Mykhailo Potebenko, nevertheless, emphasized there is insufficient evidence to “arrive at the unequivocal conclusion that the body found in Tarashcha District, Kyiv oblast, belongs to the missing journalist Heorhy Gongadze. “It is impossible to ascertain the death of an unknown person,” he declared.

Mr. Potebenko further read from the forensic report of the Ministry of Health: The body belongs to a male aged 30-39, 177-184 cm. in height. Fragmentation effects in the right forearm and right hand were sustained in life and characteristic of damage caused by an explosion and resulting fragments. In addition, there is an old fracture of the main phalanx of the little finger toward the left palm, caused by a fragment from a detonated explosive charge, subsequently surgically removed. The body was decapitated, using a sharp cutting tool such as an ax.

The Prosecutor General went on to say that forensic medical examination suggests that the body has been exposed to decomposition lasting two to three months, while Heorhy Gongadze disappeared a month and half earlier on September 16, and the body was discovered at Tarashcha November 3, 2000.

The part of Mr.

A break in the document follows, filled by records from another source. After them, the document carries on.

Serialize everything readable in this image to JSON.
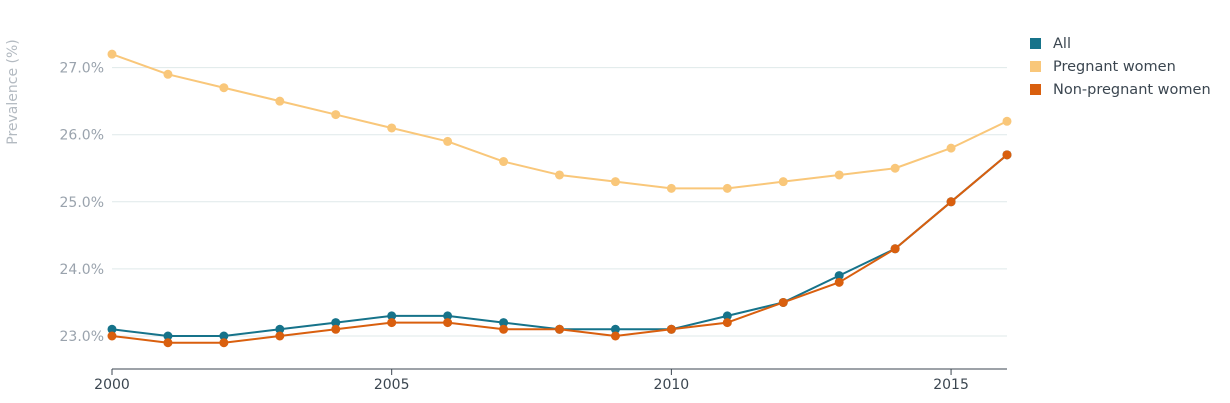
{
  "chart_data": {
    "type": "line",
    "ylabel": "Prevalence (%)",
    "x": [
      2000,
      2001,
      2002,
      2003,
      2004,
      2005,
      2006,
      2007,
      2008,
      2009,
      2010,
      2011,
      2012,
      2013,
      2014,
      2015,
      2016
    ],
    "x_ticks": [
      "2000",
      "2005",
      "2010",
      "2015"
    ],
    "y_ticks": [
      "23.0%",
      "24.0%",
      "25.0%",
      "26.0%",
      "27.0%"
    ],
    "ylim": [
      22.5,
      27.7
    ],
    "grid": true,
    "legend_position": "top-right",
    "series": [
      {
        "name": "All",
        "color": "#16738a",
        "values": [
          23.1,
          23.0,
          23.0,
          23.1,
          23.2,
          23.3,
          23.3,
          23.2,
          23.1,
          23.1,
          23.1,
          23.3,
          23.5,
          23.9,
          24.3,
          25.0,
          25.7
        ]
      },
      {
        "name": "Pregnant women",
        "color": "#f9c77a",
        "values": [
          27.2,
          26.9,
          26.7,
          26.5,
          26.3,
          26.1,
          25.9,
          25.6,
          25.4,
          25.3,
          25.2,
          25.2,
          25.3,
          25.4,
          25.5,
          25.8,
          26.2
        ]
      },
      {
        "name": "Non-pregnant women",
        "color": "#d95f0e",
        "values": [
          23.0,
          22.9,
          22.9,
          23.0,
          23.1,
          23.2,
          23.2,
          23.1,
          23.1,
          23.0,
          23.1,
          23.2,
          23.5,
          23.8,
          24.3,
          25.0,
          25.7
        ]
      }
    ]
  }
}
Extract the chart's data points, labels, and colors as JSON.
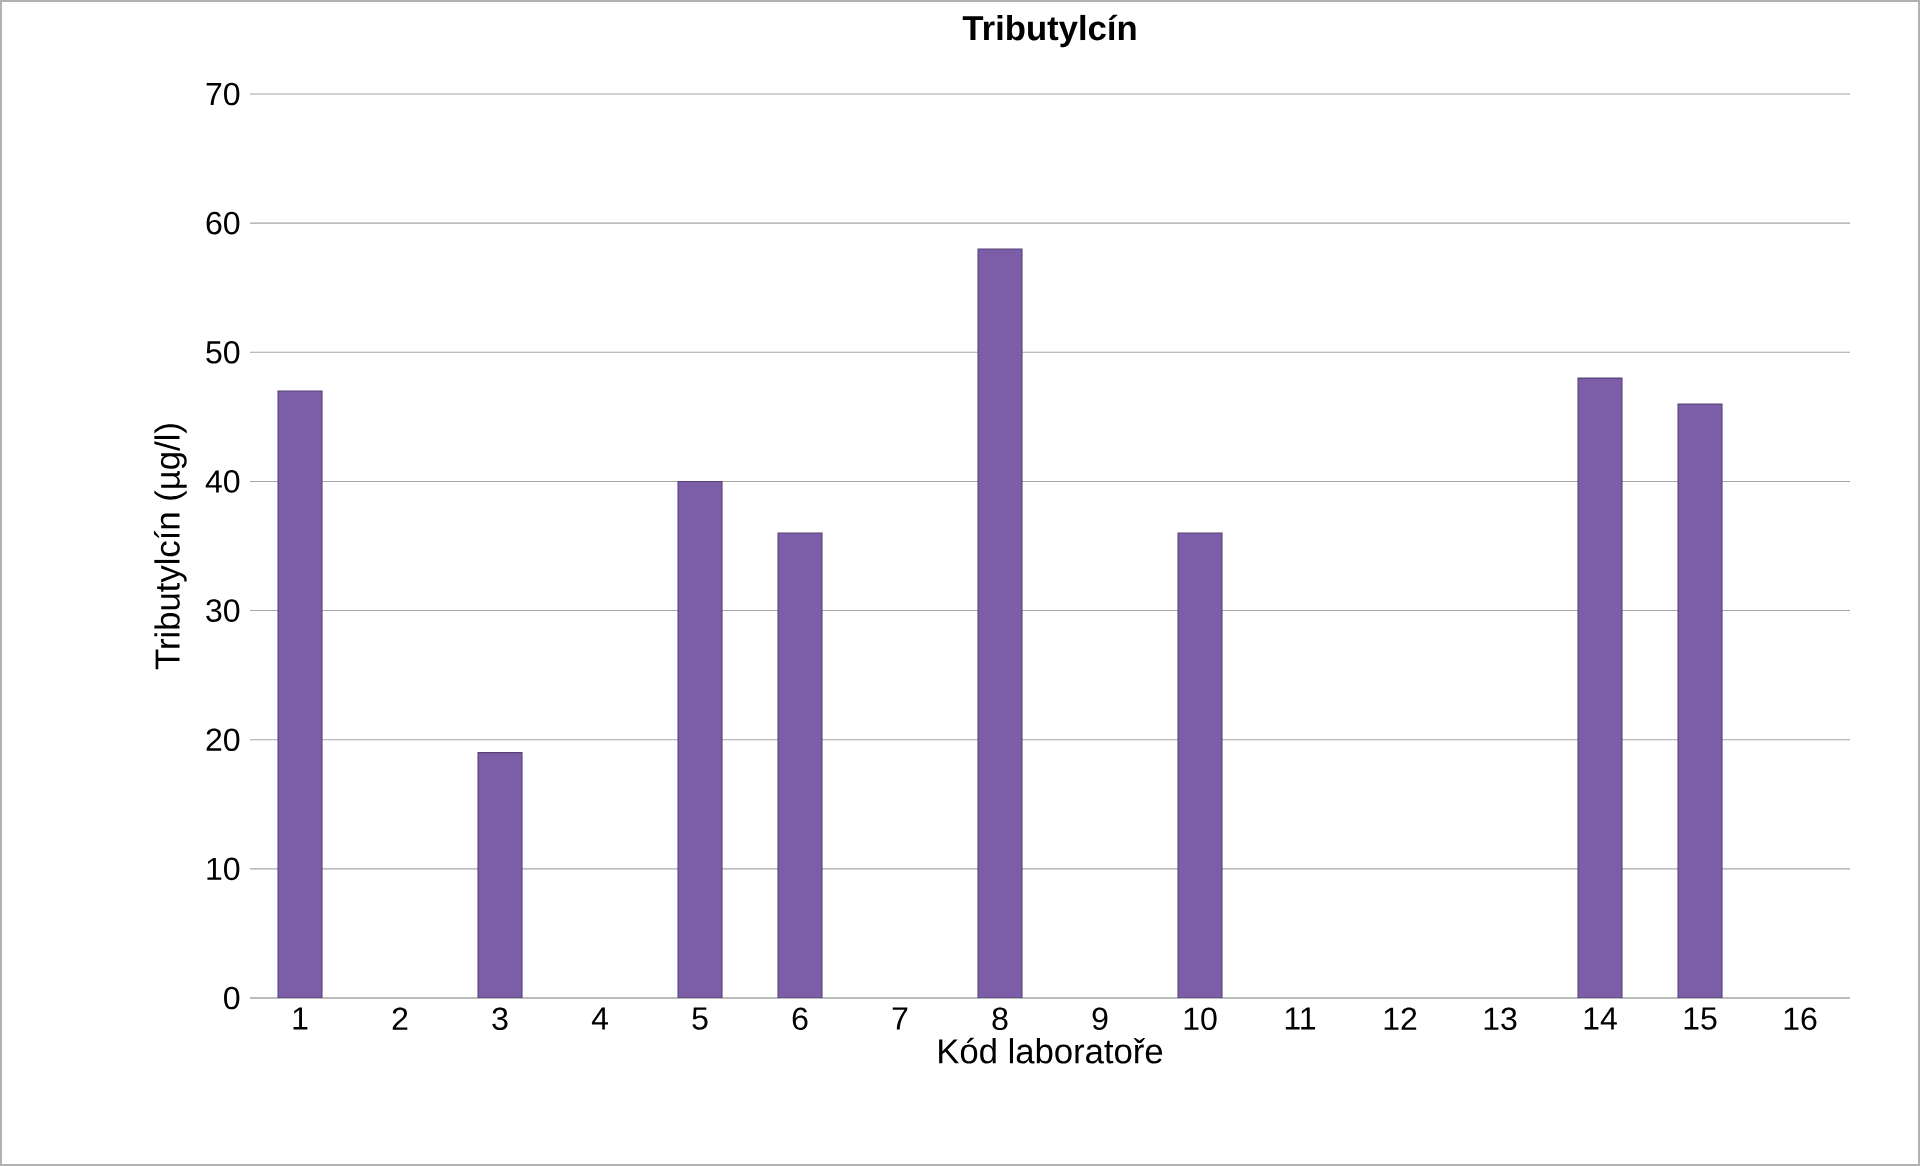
{
  "chart_data": {
    "type": "bar",
    "title": "Tributylcín",
    "xlabel": "Kód laboratoře",
    "ylabel": "Tributylcín (µg/l)",
    "categories": [
      "1",
      "2",
      "3",
      "4",
      "5",
      "6",
      "7",
      "8",
      "9",
      "10",
      "11",
      "12",
      "13",
      "14",
      "15",
      "16"
    ],
    "values": [
      47,
      null,
      19,
      null,
      40,
      36,
      null,
      58,
      null,
      36,
      null,
      null,
      null,
      48,
      46,
      null
    ],
    "color": "#7b5ea7",
    "ylim": [
      0,
      70
    ],
    "yticks": [
      0,
      10,
      20,
      30,
      40,
      50,
      60,
      70
    ],
    "grid": "y"
  }
}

Potebenko’s report dealing with DNA studies was rich in special terminology: “The chromosome DNA profile in the biological samples from the corpse found at Tarashcha tallies with the DNA profile that can be present in Gongadze’s biological son (Lesia, Gongadze’s mother: IF).” In other words, there is 99.6% probability that Lesia Gongadze is indeed the mother of the unidentified man, declared Mr. Potebenko.

INCIDENTALLY

Mykhailo Potebenko clearly stated at a January 10 news conference at the Prosecutor General’s Office that the tapes supplied by Major Melnychenko are a sham and the information they contained is a pack of lies. While the investigating offices have to distract themselves dealing with matters like this, he said, the real crooks are in the shadows. In parliament, he stated that he has information from reliable sources that Gongadze is alive, and that this information is being checked. When asked by a member of the Reporters sans Frontieres mission about the license plate of the car which Gongadze claimed had followed him, the Prosecutor General replied that the license plate the journalist referred to in his statement was found to have been canceled at the time. Mr. Potebenko also voiced his surprise at the international journalist organization taking such interest in the missing journalist’s case. After the news conference, Robert Menard, Secretary General of Reporters sans Frontieres, who was unable to answer the question posed him during the conference, declared they had on more than one occasion addressed various structures in Ukraine in conjunction with acts of violence against local journalists. He also pointed out that such a situation is intolerable in a European country. At a January 11 news conference, the envoys of the international journalists’ organization were slated to share their observations and express their views on the manner in which the Gongadze case is being handled. Before long, a report on the freedom of expression in Ukraine will be prepared, with copies forwarded to ranking Ukrainian officials and European authorities. At the moment, Mr. Menard stressed, a list is being drawn up of thirty heads of states that the Reporters believe threaten the freedom of expression.